Roanoke Times Copyright (c) 1995, Landmark Communications, Inc. DATE: FRIDAY, June 10, 1994 TAG: 9406170100 SECTION: NATIONAL/INTERNATIONAL PAGE: A-1 EDITION: METRO SOURCE: Knight-Ridder/Tribune DATELINE: WASHINGTON LENGTH: Medium
``This legislation is revolutionary. We have never before provided payment for something we're not even certain exists,'' said Veterans Affairs Secretary Jesse Brown, who nonetheless wholeheartedly endorsed the plan at a congressional hearing Thursday.
Hundreds of veterans have complained of a mysterious range of maladies - called Desert Storm Syndrome - that they believe are war-related. Complaints, in their order of frequency, include: fatigue, skin rash, muscle and joint pain, headache, loss of memory, shortness of breath, and gastrointestinal and respiratory symptoms.
As the political stakes and media attention on the veterans have increased, many members of Congress have taken up the issue, holding hearings to announce their own sometimes contradictory findings about the mysterious illnesses and adding weight to suggestions of a Pentagon coverup.
Three government departments are studying the illnesses, but neither they nor civilian scientists have come up with a cause that explains the various symptoms. In April, a panel of distinguished scientists assembled by the National Institutes of Health reported that no link could be made between the conditions and the war without better data. Members suggested further study.
In London on Thursday, the British Defense Ministry rejected claims that Gulf War veterans were suffering a mysterious illness, according to a Reuters report. Surgeon General Sir Peter Beale wrote to the British Medical Journal to say investigations had found no overall increase in sickness among soldiers since the war ended.

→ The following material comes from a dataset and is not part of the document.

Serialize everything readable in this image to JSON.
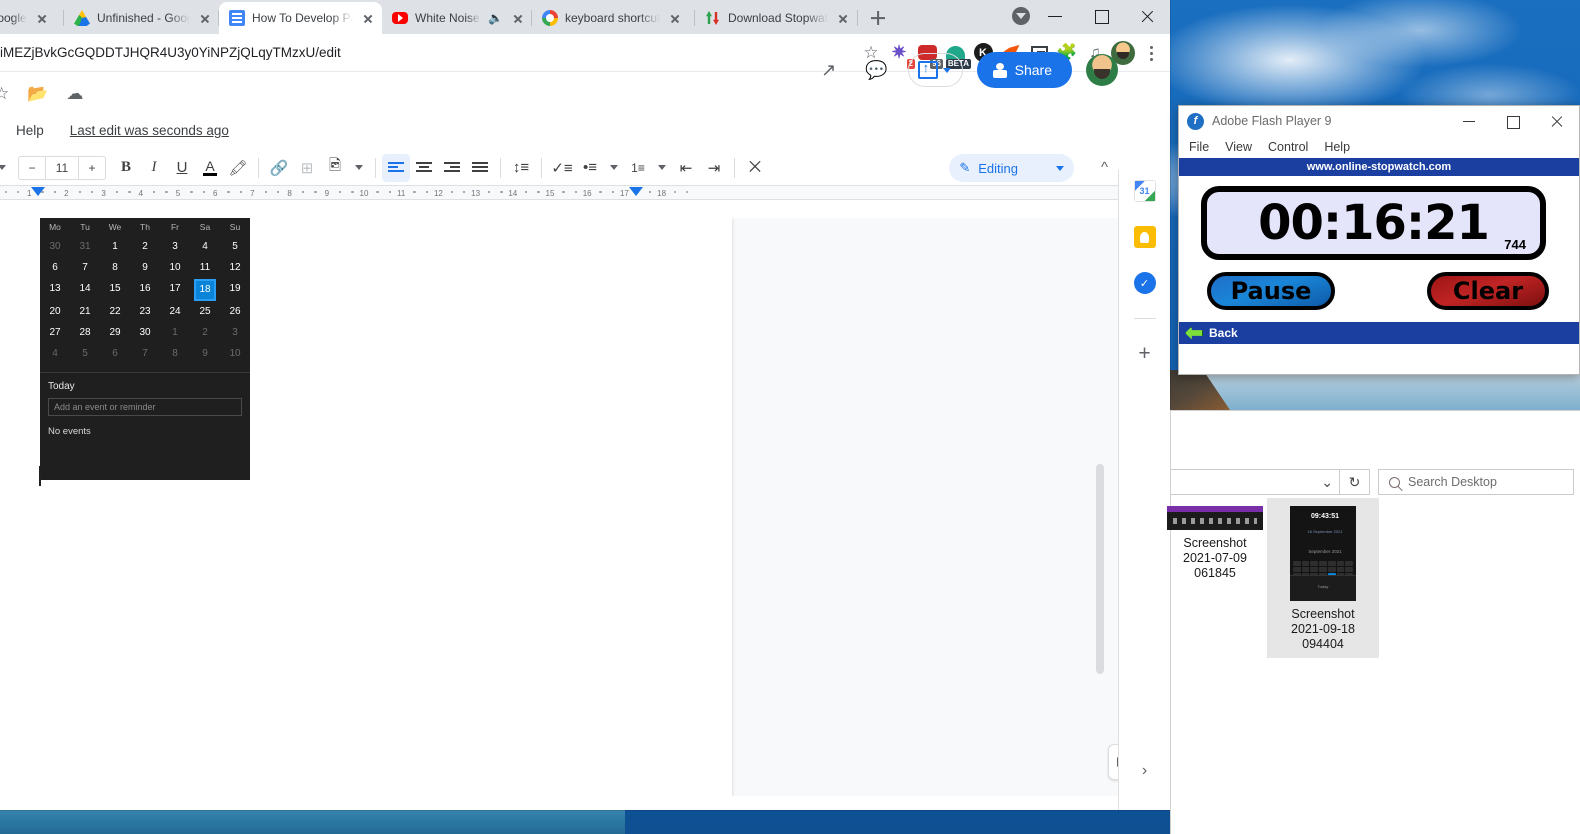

``We have no evidence to support the claim that a medical condition exists that is peculiar to those who served in the Gulf conflict,'' he wrote.
The administration's endorsement significantly raises the chances of passage for this compensation plan or something similar. It was introduced by Rep. G.V. ``Sonny'' Montgomery, D-Miss., chairman of the Veterans Affairs Committee.
Montgomery caused friction with veterans' groups when he blocked legislation in the 1980s to compensate Vietnam veterans who believed their cancers were caused by exposure to the herbicide Agent Orange. It finally passed in 1991.
Montgomery's plan calls for a temporary, three-year compensation program that could be extended by Congress if science still hasn't unraveled the mystery. Veterans would be eligible if their symptoms developed within a year of the war.